Let’s see how well version 1 of the code operates under Cachegrind. To run it, execute Valgrind on the compiled code with the following command:
$ valgrind --tool=cachegrind --cache-sim=yes ./cachex 1000
In this invocation, Valgrind’s cachegrind
tool acts as a wrapper around
the cachex
executable. Choosing a smaller matrix size for Cachegrind aids
in the speed of execution. Cachegrind outputs information about the number of
cache hits and misses in the overall program:
==28657== Cachegrind, a cache and branch-prediction profiler ==28657== Copyright (C) 2002-2017, and GNU GPL'd by Nicholas Nethercote et al. ==28657== Using Valgrind-3.18.1 and LibVEX; rerun with -h for copyright info ==28657== Command: ./cachex 1000 ==28657== --28657-- warning: L3 cache found, using its data for the LL simulation. average is: 50.49; time is 0.080304 average is: 50.49; time is 0.09733 ==28657== ==28657== I refs: 122,626,329 ==28657== I1 misses: 1,070 ==28657== LLi misses: 1,053 ==28657== I1 miss rate: 0.00% ==28657== LLi miss rate: 0.00% ==28657== ==28657== D refs: 75,292,076 (56,205,598 rd + 19,086,478 wr) ==28657== D1 misses: 1,192,118 ( 1,129,099 rd + 63,019 wr) ==28657== LLd misses: 64,399 ( 1,543 rd + 62,856 wr) ==28657== D1 miss rate: 1.6% ( 2.0% + 0.3% ) ==28657== LLd miss rate: 0.1% ( 0.0% + 0.3% ) ==28657== ==28657== LL refs: 1,193,188 ( 1,130,169 rd + 63,019 wr) ==28657== LL misses: 65,452 ( 2,596 rd + 62,856 wr) ==28657== LL miss rate: 0.0% ( 0.0% + 0.3% )

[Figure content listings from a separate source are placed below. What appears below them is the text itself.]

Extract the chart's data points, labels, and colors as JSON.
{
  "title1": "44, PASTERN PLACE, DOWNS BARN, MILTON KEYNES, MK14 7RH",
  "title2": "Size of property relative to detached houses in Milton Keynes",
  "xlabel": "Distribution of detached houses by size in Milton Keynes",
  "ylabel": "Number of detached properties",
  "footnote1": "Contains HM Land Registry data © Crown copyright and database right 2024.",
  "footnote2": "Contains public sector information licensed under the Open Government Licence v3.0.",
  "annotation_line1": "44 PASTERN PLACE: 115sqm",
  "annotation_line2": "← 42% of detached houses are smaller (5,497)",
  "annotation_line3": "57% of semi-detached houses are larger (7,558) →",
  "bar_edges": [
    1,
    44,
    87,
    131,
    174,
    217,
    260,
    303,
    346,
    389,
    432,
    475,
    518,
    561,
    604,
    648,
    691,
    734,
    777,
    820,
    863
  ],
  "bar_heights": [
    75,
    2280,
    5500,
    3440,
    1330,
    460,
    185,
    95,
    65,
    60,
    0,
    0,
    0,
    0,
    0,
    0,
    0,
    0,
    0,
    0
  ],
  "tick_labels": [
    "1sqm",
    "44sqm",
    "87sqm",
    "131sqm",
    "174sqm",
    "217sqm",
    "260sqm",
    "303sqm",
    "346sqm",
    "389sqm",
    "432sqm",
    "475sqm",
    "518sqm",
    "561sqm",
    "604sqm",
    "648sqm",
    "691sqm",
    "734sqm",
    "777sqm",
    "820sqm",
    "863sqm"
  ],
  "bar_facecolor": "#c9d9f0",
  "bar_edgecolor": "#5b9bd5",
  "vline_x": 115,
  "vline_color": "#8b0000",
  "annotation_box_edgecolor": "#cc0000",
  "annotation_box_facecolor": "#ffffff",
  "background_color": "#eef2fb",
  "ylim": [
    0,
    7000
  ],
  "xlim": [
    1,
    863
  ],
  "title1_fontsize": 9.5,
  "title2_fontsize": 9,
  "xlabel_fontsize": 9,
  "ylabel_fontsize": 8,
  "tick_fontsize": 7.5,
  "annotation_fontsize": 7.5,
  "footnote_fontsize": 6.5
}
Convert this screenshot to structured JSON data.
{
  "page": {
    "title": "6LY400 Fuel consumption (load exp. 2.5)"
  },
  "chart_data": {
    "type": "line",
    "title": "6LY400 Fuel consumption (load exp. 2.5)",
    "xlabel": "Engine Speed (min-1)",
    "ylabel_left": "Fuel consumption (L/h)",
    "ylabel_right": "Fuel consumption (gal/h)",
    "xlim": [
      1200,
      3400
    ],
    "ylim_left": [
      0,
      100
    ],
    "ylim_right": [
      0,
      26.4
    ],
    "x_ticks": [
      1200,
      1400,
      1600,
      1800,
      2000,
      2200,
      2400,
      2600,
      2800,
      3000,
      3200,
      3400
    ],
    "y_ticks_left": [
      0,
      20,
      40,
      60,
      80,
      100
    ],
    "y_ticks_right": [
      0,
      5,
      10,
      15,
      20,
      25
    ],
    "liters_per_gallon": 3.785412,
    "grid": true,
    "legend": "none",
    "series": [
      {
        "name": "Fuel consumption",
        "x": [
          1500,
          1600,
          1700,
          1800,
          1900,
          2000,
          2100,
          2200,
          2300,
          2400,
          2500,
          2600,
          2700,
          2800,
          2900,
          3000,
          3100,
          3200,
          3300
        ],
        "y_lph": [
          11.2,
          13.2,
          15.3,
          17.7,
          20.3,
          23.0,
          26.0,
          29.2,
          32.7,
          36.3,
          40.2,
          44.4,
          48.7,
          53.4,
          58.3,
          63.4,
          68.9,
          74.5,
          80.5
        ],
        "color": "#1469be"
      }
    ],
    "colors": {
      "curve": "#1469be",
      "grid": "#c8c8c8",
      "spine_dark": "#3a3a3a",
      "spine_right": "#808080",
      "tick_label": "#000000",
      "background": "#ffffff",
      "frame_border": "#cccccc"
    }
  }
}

However, this analysis is interested specifically in the hits and misses for the two
versions of this averaging function. To view that information, use the
Cachegrind tool cg_annotate
. Running Cachegrind should have produced a file
in the current working directory that looks similar to cachegrind.out.n
,
where n
is some process ID number. To run cg_annotate
, type in the following
command (replacing cachegrind.out.28657
with the name of the output file):
$ cg_annotate cachegrind.out.28657 I1 cache: 32768 B, 64 B, 8-way associative D1 cache: 32768 B, 64 B, 8-way associative LL cache: 8388608 B, 64 B, 16-way associative Command: ./cachex 1000 Data file: cachegrind.out.28657 Events recorded: Ir I1mr ILmr Dr D1mr DLmr Dw D1mw DLmw Events shown: Ir I1mr ILmr Dr D1mr DLmr Dw D1mw DLmw Event sort order: Ir I1mr ILmr Dr D1mr DLmr Dw D1mw DLmw Thresholds: 0.1 100 100 100 100 100 100 100 100 Include dirs: User annotated: Auto-annotation: off ---------------------------------------------------------------------------- Ir I1mr ILmr Dr D1mr DLmr Dw D1mw DLmw ---------------------------------------------------------------------------- 122,626,329 1,070 1,053 56,205,598 1,129,099 1,543 19,086,478 63,019 62,856 PROGRAM TOTALS ---------------------------------------------------------------------------- Ir I1mr ILmr Dr D1mr DLmr Dw D1mw DLmw file:function ---------------------------------------------------------------------------- 14,009,017 3 3 9,005,008 62,688 0 1,004 0 0 averageMat_v1 14,009,017 0 0 9,005,008 1,062,996 0 1,004 0 0 averageMat_v2
We’ve edited the output from this command slightly to focus on the two
versions of the average function. This output shows that
version 2 yields 1,062,996 data misses, compared to only 62,688
misses in
version 1. Cachegrind provides solid proof that our analysis is correct!